Important Note: If you spawn a new thread which runs another function annotated with #[fastout], you must not add #[fastout] to the caller. If you add #[fastout] in caller too, then the caller has the lock for the stdout, and so callee cannot acquire the lock forever --- deadlock. This is not the case when the caller and callee is executed in the same thread, since the lock of stdout is reentrant. We cannot warn about this kind of deadlock since we don't know annotations attached to the function to be called. (In the above example, we can't know whether the function process() has #[fastout] attribute or not.)
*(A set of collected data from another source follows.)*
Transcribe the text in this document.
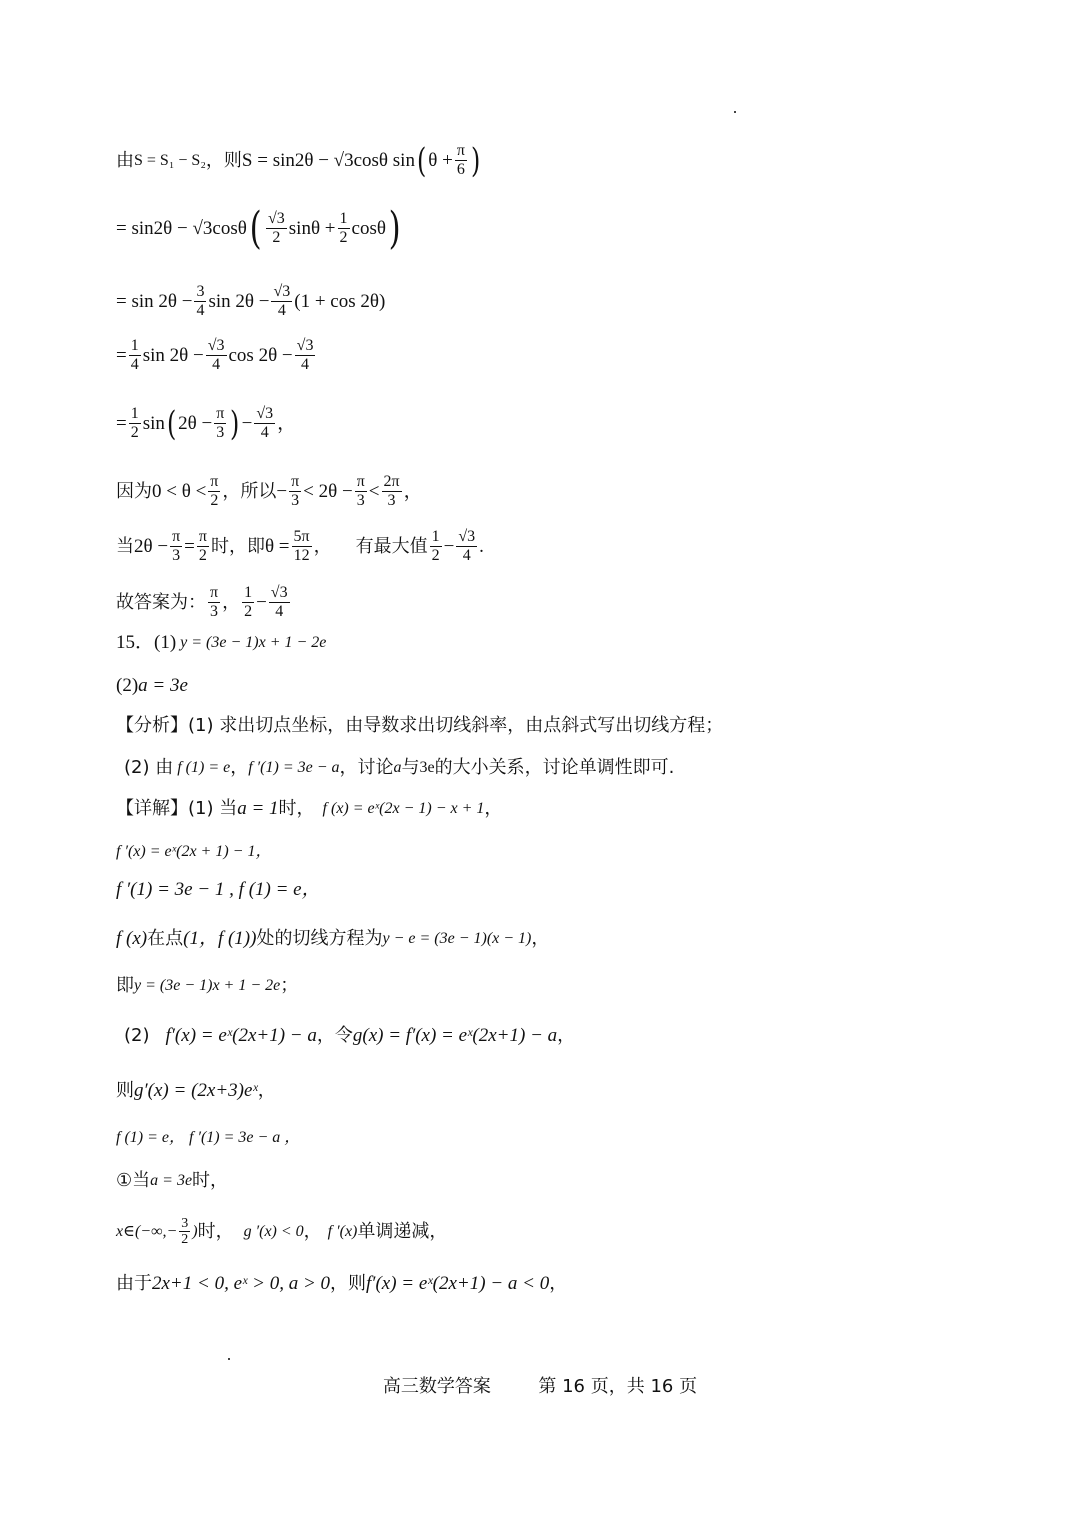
由 S = S₁ − S₂ ，则 S = sin2θ − √3cosθ sin ( $\theta + \frac{\pi}{6}$ )
= sin2θ − √3cosθ ( $\frac{√3}{2}$ $\sin\theta + \frac{1}{2}$ cosθ )
= $\sin 2\theta - \frac{3}{4}$ $\sin 2\theta - \frac{√3}{4} (1 + \cos 2\theta)$
= $\frac{1}{4}$ $\sin 2\theta - \frac{√3}{4}$ $\cos 2\theta - \frac{√3}{4}$
= $\frac{1}{2}$ sin ( $2\theta - \frac{\pi}{3}$ ) − $\frac{√3}{4}$ ，
因为 $0 < \theta < \frac{\pi}{2}$ ，所以 − $\frac{\pi}{3} < 2\theta - \frac{\pi}{3} < \frac{2\pi}{3}$ ，
当 $2\theta - \frac{\pi}{3} = \frac{\pi}{2}$ 时，即 $\theta = \frac{5\pi}{12}$ ， 有最大值 $\frac{1}{2} - \frac{√3}{4}$ .
故答案为： $\frac{\pi}{3}$ ， $\frac{1}{2} - \frac{√3}{4}$
15．(1) y = (3e − 1)x + 1 − 2e
(2) a = 3e
【分析】(1) 求出切点坐标，由导数求出切线斜率，由点斜式写出切线方程；
(2) 由 f (1) = e ， f ′(1) = 3e − a ，讨论 a 与 3e 的大小关系，讨论单调性即可.
【详解】(1) 当 a = 1 时， f (x) = eˣ(2x − 1) − x + 1 ，
f ′(x) = eˣ(2x + 1) − 1，
f ′(1) = 3e − 1 , f (1) = e，
f (x) 在点 (1，f (1)) 处的切线方程为 y − e = (3e − 1)(x − 1) ，
即 y = (3e − 1)x + 1 − 2e ；
(2) f′(x) = eˣ(2x+1) − a ，令 g(x) = f′(x) = eˣ(2x+1) − a ，
则 g′(x) = (2x+3)eˣ ，
f (1) = e， f ′(1) = 3e − a ，
①当 a = 3e 时，
x∈(−∞,− $\frac{3}{2}$ ) 时， g ′(x) < 0 ， f ′(x) 单调递减，
由于 2x+1 < 0, eˣ > 0, a > 0 ，则 f′(x) = eˣ(2x+1) − a < 0 ，
高三数学答案	第 16 页，共 16 页
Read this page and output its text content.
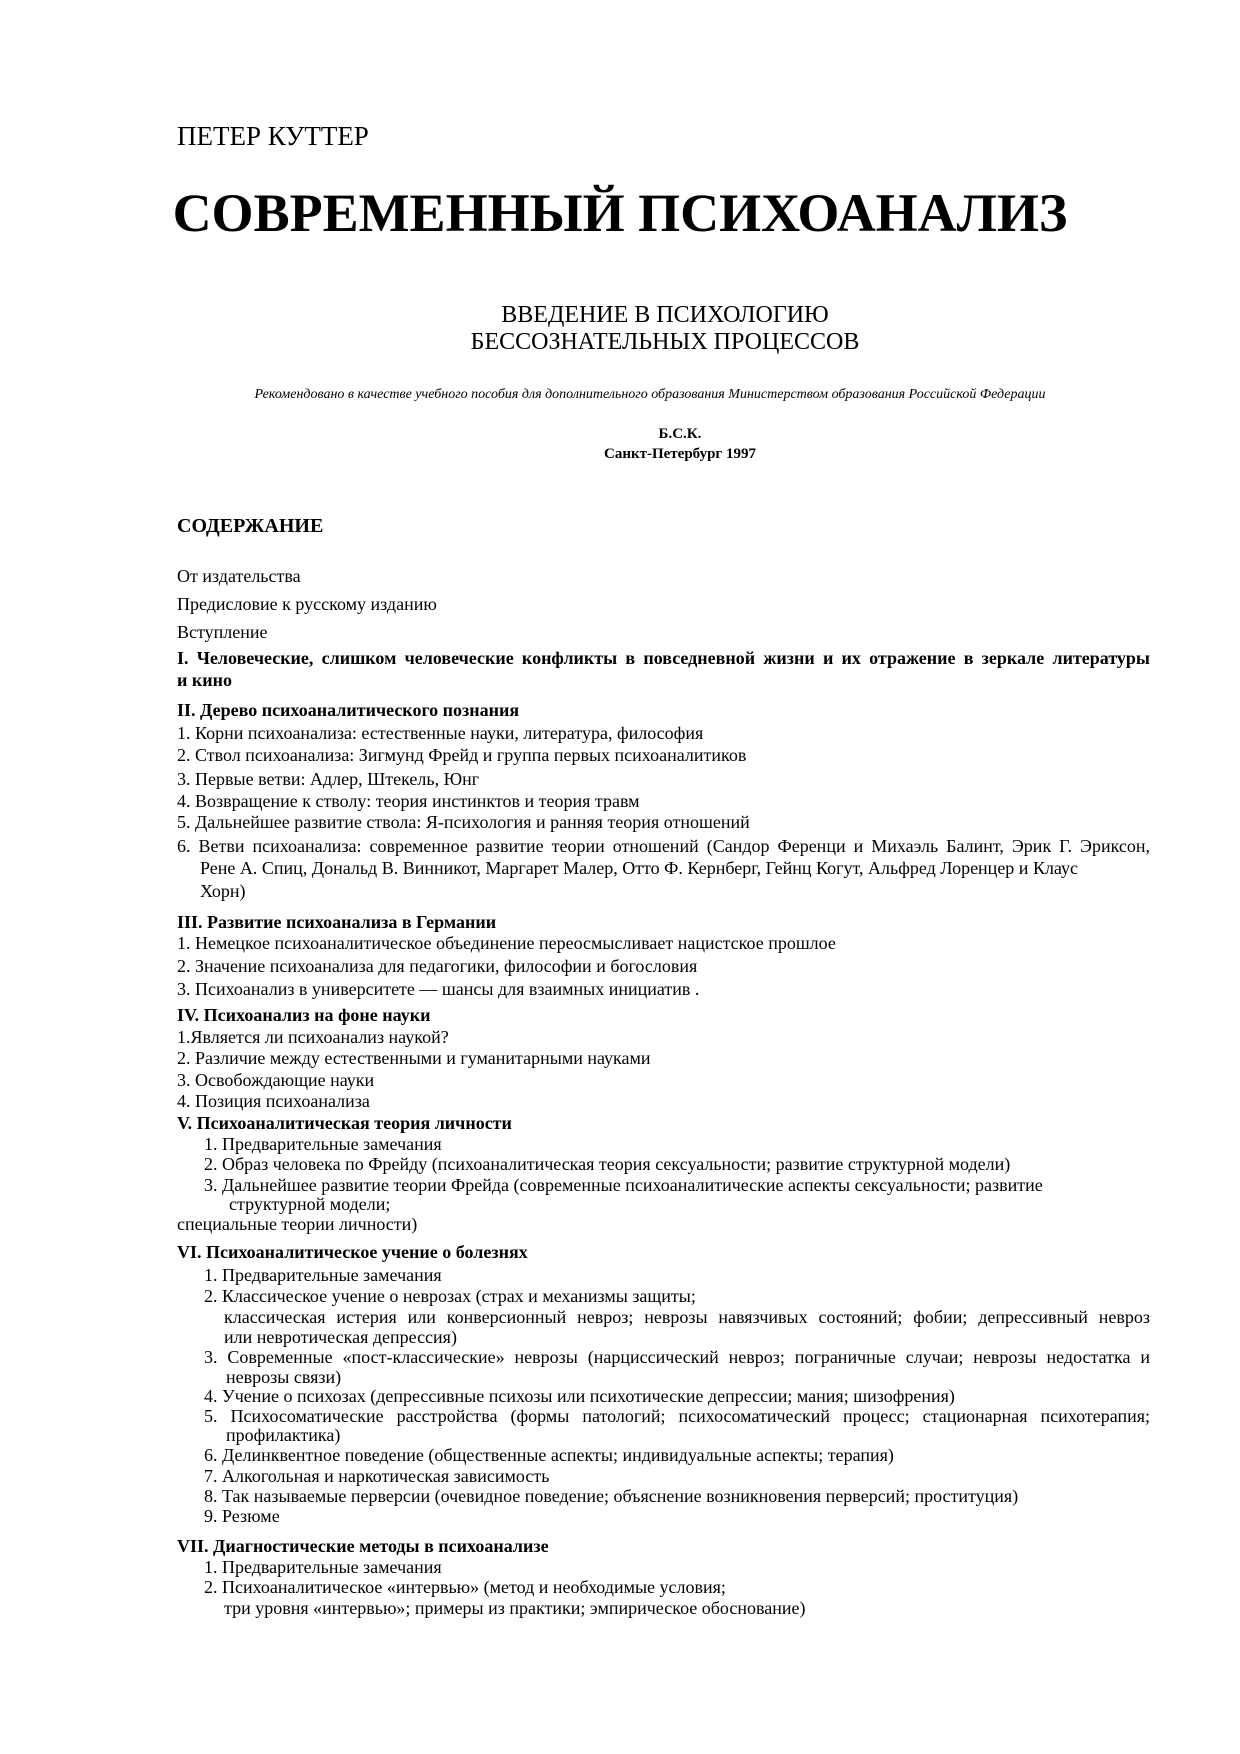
ПЕТЕР КУТТЕР
СОВРЕМЕННЫЙ ПСИХОАНАЛИЗ
ВВЕДЕНИЕ В ПСИХОЛОГИЮ
БЕССОЗНАТЕЛЬНЫХ ПРОЦЕССОВ
Рекомендовано в качестве учебного пособия для дополнительного образования Министерством образования Российской Федерации
Б.С.К.
Санкт-Петербург 1997
СОДЕРЖАНИЕ
От издательства
Предисловие к русскому изданию
Вступление
I. Человеческие, слишком человеческие конфликты в повседневной жизни и их отражение в зеркале литературы
и кино
II. Дерево психоаналитического познания
1. Корни психоанализа: естественные науки, литература, философия
2. Ствол психоанализа: Зигмунд Фрейд и группа первых психоаналитиков
3. Первые ветви: Адлер, Штекель, Юнг
4. Возвращение к стволу: теория инстинктов и теория травм
5. Дальнейшее развитие ствола: Я-психология и ранняя теория отношений
6. Ветви психоанализа: современное развитие теории отношений (Сандор Ференци и Михаэль Балинт, Эрик Г. Эриксон,
Рене А. Спиц, Дональд В. Винникот, Маргарет Малер, Отто Ф. Кернберг, Гейнц Когут, Альфред Лоренцер и Клаус
Хорн)
III. Развитие психоанализа в Германии
1. Немецкое психоаналитическое объединение переосмысливает нацистское прошлое
2. Значение психоанализа для педагогики, философии и богословия
3. Психоанализ в университете — шансы для взаимных инициатив .
IV. Психоанализ на фоне науки
1.Является ли психоанализ наукой?
2. Различие между естественными и гуманитарными науками
3. Освобождающие науки
4. Позиция психоанализа
V. Психоаналитическая теория личности
1. Предварительные замечания
2. Образ человека по Фрейду (психоаналитическая теория сексуальности; развитие структурной модели)
3. Дальнейшее развитие теории Фрейда (современные психоаналитические аспекты сексуальности; развитие
структурной модели;
специальные теории личности)
VI. Психоаналитическое учение о болезнях
1. Предварительные замечания
2. Классическое учение о неврозах (страх и механизмы защиты;
классическая истерия или конверсионный невроз; неврозы навязчивых состояний; фобии; депрессивный невроз
или невротическая депрессия)
3. Современные «пост-классические» неврозы (нарциссический невроз; пограничные случаи; неврозы недостатка и
неврозы связи)
4. Учение о психозах (депрессивные психозы или психотические депрессии; мания; шизофрения)
5. Психосоматические расстройства (формы патологий; психосоматический процесс; стационарная психотерапия;
профилактика)
6. Делинквентное поведение (общественные аспекты; индивидуальные аспекты; терапия)
7. Алкогольная и наркотическая зависимость
8. Так называемые перверсии (очевидное поведение; объяснение возникновения перверсий; проституция)
9. Резюме
VII. Диагностические методы в психоанализе
1. Предварительные замечания
2. Психоаналитическое «интервью» (метод и необходимые условия;
три уровня «интервью»; примеры из практики; эмпирическое обоснование)
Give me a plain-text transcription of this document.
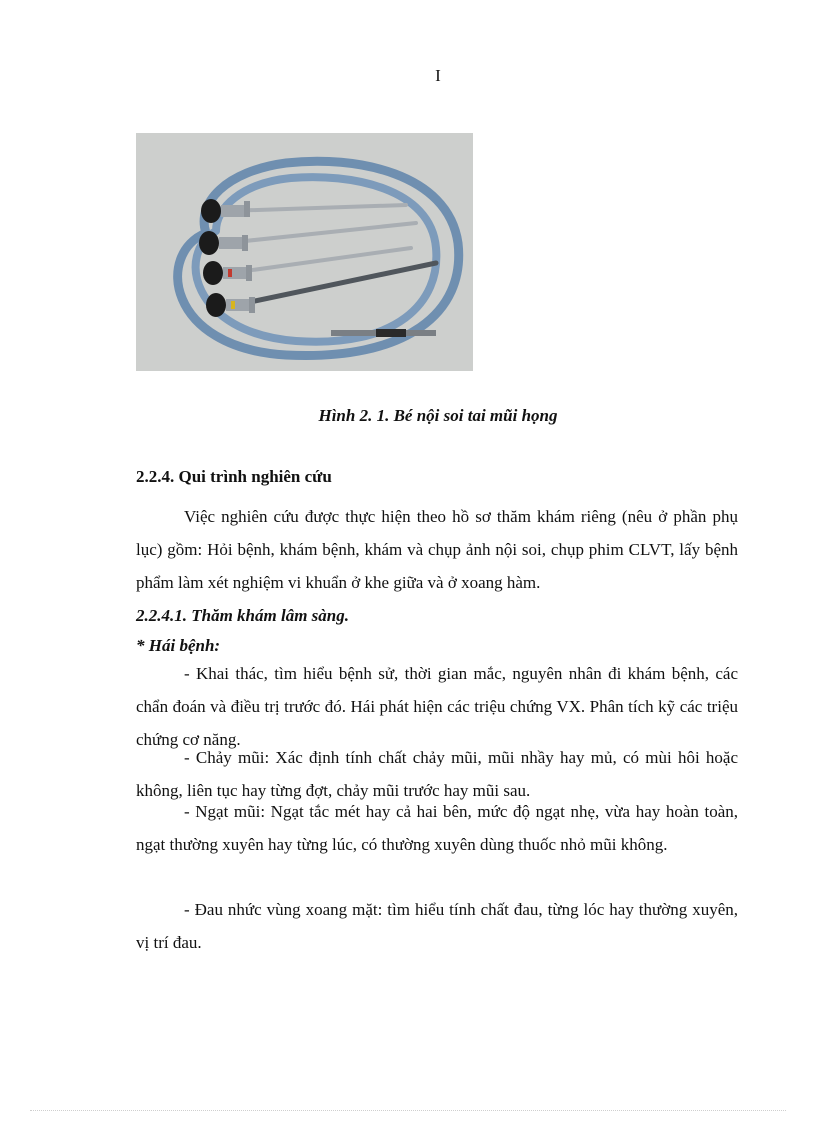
I
Hình 2. 1. Bé nội soi tai mũi họng
2.2.4. Qui trình nghiên cứu
Việc nghiên cứu được thực hiện theo hồ sơ thăm khám riêng (nêu ở phần phụ lục) gồm: Hỏi bệnh, khám bệnh, khám và chụp ảnh nội soi, chụp phim CLVT, lấy bệnh phẩm làm xét nghiệm vi khuẩn ở khe giữa và ở xoang hàm.
2.2.4.1. Thăm khám lâm sàng.
* Hái bệnh:
- Khai thác, tìm hiểu bệnh sử, thời gian mắc, nguyên nhân đi khám bệnh, các chẩn đoán và điều trị trước đó. Hái phát hiện các triệu chứng VX. Phân tích kỹ các triệu chứng cơ năng.
- Chảy mũi: Xác định tính chất chảy mũi, mũi nhầy hay mủ, có mùi hôi hoặc không, liên tục hay từng đợt, chảy mũi trước hay mũi sau.
- Ngạt mũi: Ngạt tắc mét hay cả hai bên, mức độ ngạt nhẹ, vừa hay hoàn toàn, ngạt thường xuyên hay từng lúc, có thường xuyên dùng thuốc nhỏ mũi không.
- Đau nhức vùng xoang mặt: tìm hiểu tính chất đau, từng lóc hay thường xuyên, vị trí đau.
If your code is so complex that you cannot avoid deadlock, you should give up using #[fastout] and simply use println! or manually handle your stdout in usual Rust way.

Issues of printing order

#[fastout] enables buffering to stdout, so if you print something in other functions between two prints in main, the order of printing may differ. In other words, the below example

fn foo() { println!("between"); }
#[fastout]
fn main() {
    println!("hello");
    foo();
    println!("world");
}

likely prints like

between
hello
world

If you don't like this behavior, you can remove #[fastout] from your main().